L’inconvénient des machines de ce genre, lorsqu’elles ont été montées et qu’elles ont fonctionné depuis longtemps, est qu’elles continuent de se mouvoir par habitude, après avoir perdu leur ancien moteur et régulateur. On voit alors des choses qui ne sont peut-être pas plus étranges que celles de la veille ; mais on les voit, ce qui est déjà une différence. Et si elles ne sont pas plus étranges, elles sont plus décousues et plus folles, livrées au hasard et marchant à la débandade. Une institution mauvaise en elle-même ne se manifeste plus que par ses pires côtés. C’est ce qui est arrivé à la police politique à Berlin. Le procès d’hier est le sien. Un tel procès ne pouvait pas manquer d’être intéressant en lui-même ; il l’est devenu encore davantage par l’intervention d’hommes politiques de la plus haute volée, du prince Hohenlohe, du baron de Marschall, du comte d’Eulenbourg, c’est-à-dire du chancelier de l’Empire, du secrétaire d’État aux affaires étrangères, de l’ambassadeur d’Allemagne à Vienne.
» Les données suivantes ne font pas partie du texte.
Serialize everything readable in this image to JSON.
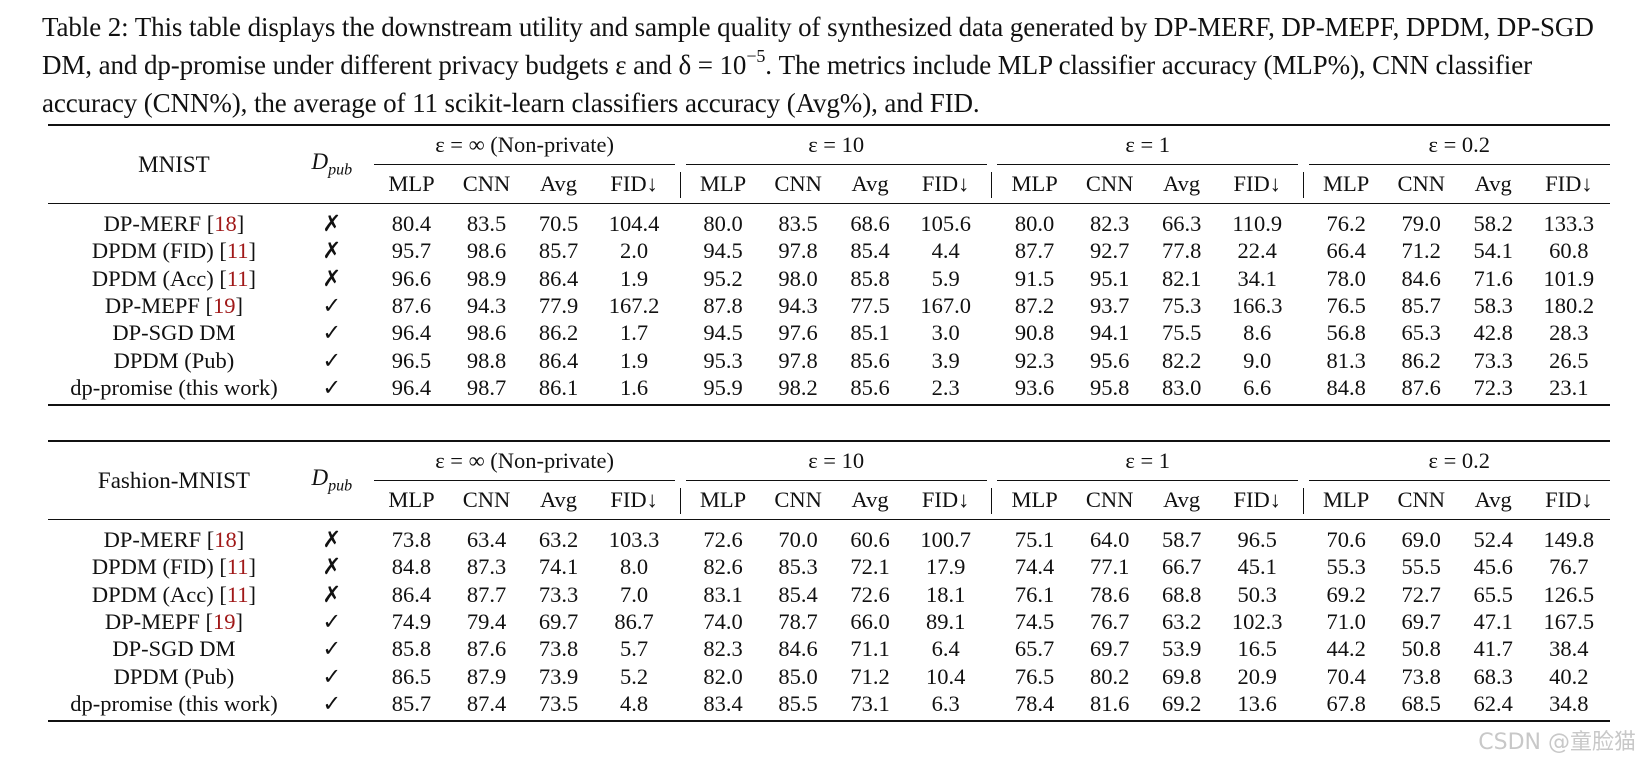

A côté de ces grands personnages se trouvaient des policiers, dont l’un, le commissaire de Tausch, n’était pas le premier venu, puisqu’il n’était rien moins que le chef de la police politique ; — les autres, simples comparses. On se croirait en plein mélodrame des boulevards. Comment des hommes aussi différens se sont-ils trouvés englobés dans la même affaire ? Il est, encore aujourd’hui, presque difficile de l’expliquer clairement. Certains points de l’affaire sont dès maintenant très lumineux ; mais d’autres sont restés obscurs : entre ceux-ci et ceux-là, il y a des lacunes et, pour employer un mot vulgaire, des trous qui ne sont pas comblés.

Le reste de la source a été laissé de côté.